BerkeleyThis analysis seems incomplete. True, the court was obligated to review the written trust agreement. The court also was obligated to consider the circumstances under which the trust agreement was drafted. The circumstances included the tax rules applicable at the time that the will was drafted. The interpretation should have taken these circumstances into consideration.

The court made the following findings. “We therefore interpret the five-or-five provision to mean: during his lifetime [the beneficiary] is not required to make a single demand for distribution of principal during each calendar year in which the maximum total amount of the distribution is calculated.”

OK, that makes sense.

“He may make multiple written demands for distribution of principal from time to time within a single year, as long as the total amount requested for any single calendar year does not exceed the annual 5 percent or $5,000 maximum.”

Agreed.

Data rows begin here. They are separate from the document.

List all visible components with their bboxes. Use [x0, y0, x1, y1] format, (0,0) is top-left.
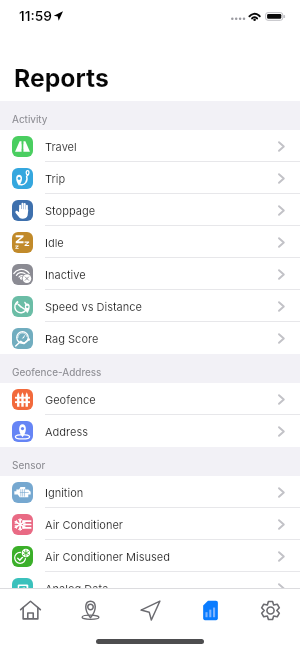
staticText: Analog Data [45, 582, 109, 588]
button[interactable]: Speed vs Distance [0, 290, 300, 322]
staticText: Geofence-Address [12, 366, 102, 378]
staticText: Inactive [45, 268, 86, 281]
button[interactable]: Analog Data [0, 572, 300, 588]
button[interactable]: Home [0, 589, 60, 632]
staticText: Trip [45, 172, 66, 185]
button[interactable]: Inactive [0, 258, 300, 290]
staticText: Travel [45, 140, 77, 153]
button[interactable]: Address [0, 415, 300, 447]
button[interactable]: Air Conditioner [0, 508, 300, 540]
staticText: Reports [14, 63, 109, 93]
staticText: Air Conditioner [45, 518, 123, 531]
button[interactable]: Idle [0, 226, 300, 258]
button[interactable]: Air Conditioner Misused [0, 540, 300, 572]
button[interactable]: Settings [240, 589, 300, 632]
button[interactable]: Navigate [120, 589, 180, 632]
button[interactable]: Travel [0, 130, 300, 162]
staticText: Speed vs Distance [45, 300, 142, 313]
button[interactable]: Reports [180, 589, 240, 632]
staticText: Air Conditioner Misused [45, 550, 170, 563]
staticText: Rag Score [45, 332, 99, 345]
staticText: 11:59 [19, 8, 52, 24]
button[interactable]: Stoppage [0, 194, 300, 226]
staticText: Stoppage [45, 204, 96, 217]
button[interactable]: Geofence [0, 383, 300, 415]
staticText: Ignition [45, 486, 84, 499]
button[interactable]: Rag Score [0, 322, 300, 354]
staticText: Geofence [45, 393, 96, 406]
button[interactable]: Ignition [0, 476, 300, 508]
staticText: Idle [45, 236, 64, 249]
button[interactable]: Trip [0, 162, 300, 194]
staticText: Activity [12, 113, 48, 125]
staticText: Sensor [12, 459, 46, 471]
button[interactable]: Places [60, 589, 120, 632]
staticText: Address [45, 425, 89, 438]
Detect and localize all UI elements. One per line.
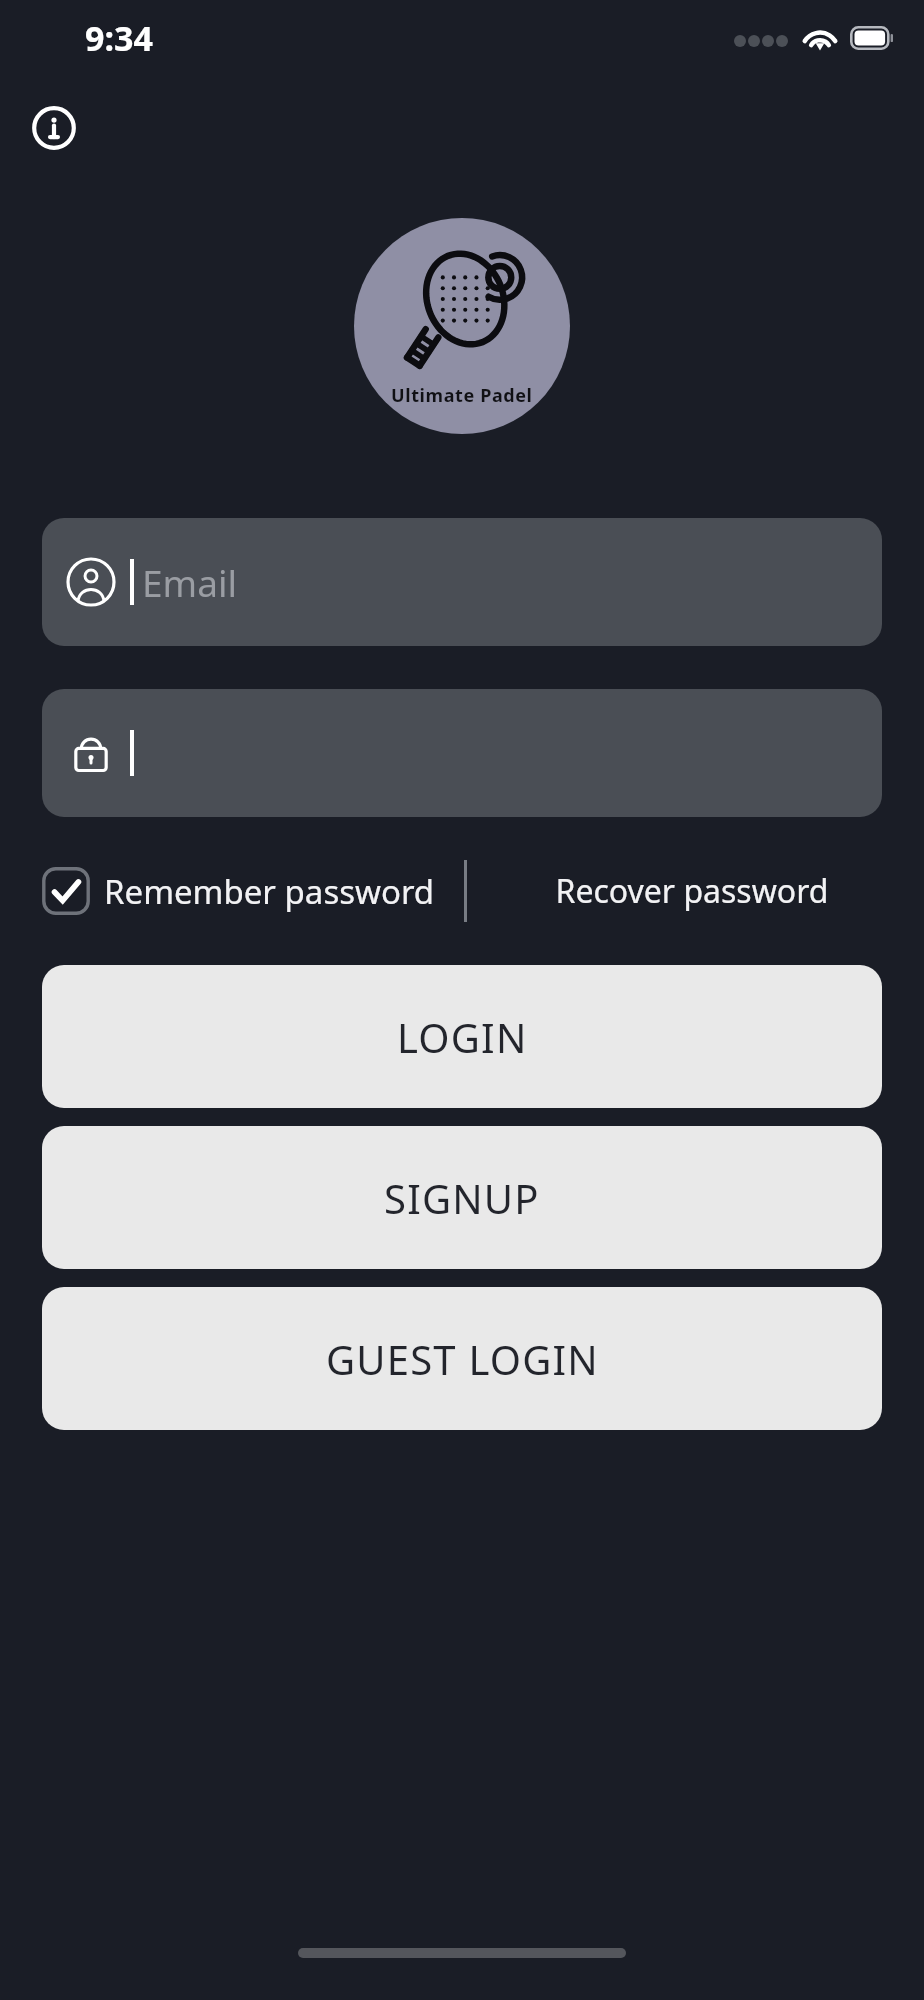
button[interactable]: Email bbox=[42, 518, 882, 646]
staticText: SIGNUP bbox=[384, 1171, 540, 1225]
staticText: 9:34 bbox=[85, 15, 153, 61]
staticText: Email bbox=[142, 557, 238, 607]
staticText: LOGIN bbox=[397, 1010, 528, 1064]
button[interactable]: LOGIN bbox=[42, 965, 882, 1108]
button[interactable] bbox=[42, 689, 882, 817]
staticText: Recover password bbox=[502, 869, 882, 913]
staticText: Ultimate Padel bbox=[391, 383, 533, 408]
button[interactable]: Recover password bbox=[502, 869, 882, 913]
button[interactable]: Remember password bbox=[42, 867, 435, 915]
button[interactable]: Information bbox=[26, 100, 82, 156]
staticText: GUEST LOGIN bbox=[326, 1332, 599, 1386]
button[interactable]: GUEST LOGIN bbox=[42, 1287, 882, 1430]
button[interactable]: SIGNUP bbox=[42, 1126, 882, 1269]
staticText: Remember password bbox=[104, 869, 435, 914]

That’s what the document states.

“The proscription against non-cumulative requests prohibits him from making demands for less than the maximum amount for one calendar year, then seeking to add the amount not requested for that year to the distribution the next year.”

Agreed again. The distributions were to be noncumulative.

“The total maximum distribution amount available to him, whether it is 5 percent or $5,000, is calculated as of the end of each calendar year.”

Again, that’s the document states.

“And, he must make his demands for distribution before the end of the next calendar year after the determination of the value of the principal of the Trust to avoid the ban against non-cumulative distributions ‘in any calendar year.’”

This prevents the beneficiary from requesting distributions many years after the fact.  In conclusion, “We have found that the Trust does not require [the beneficiary] to exercise his right to a principal distribution in a given calendar year to receive the distribution related to that same year. Thus, he was not required to make his demands for the year 2007 in the year 2007. The ban on cumulative distributions required him to demand principal distributions not in excess of the five-or-five maximum for the year 2007 by no later than the end of 2008.”

In the end, a sensible interpretation.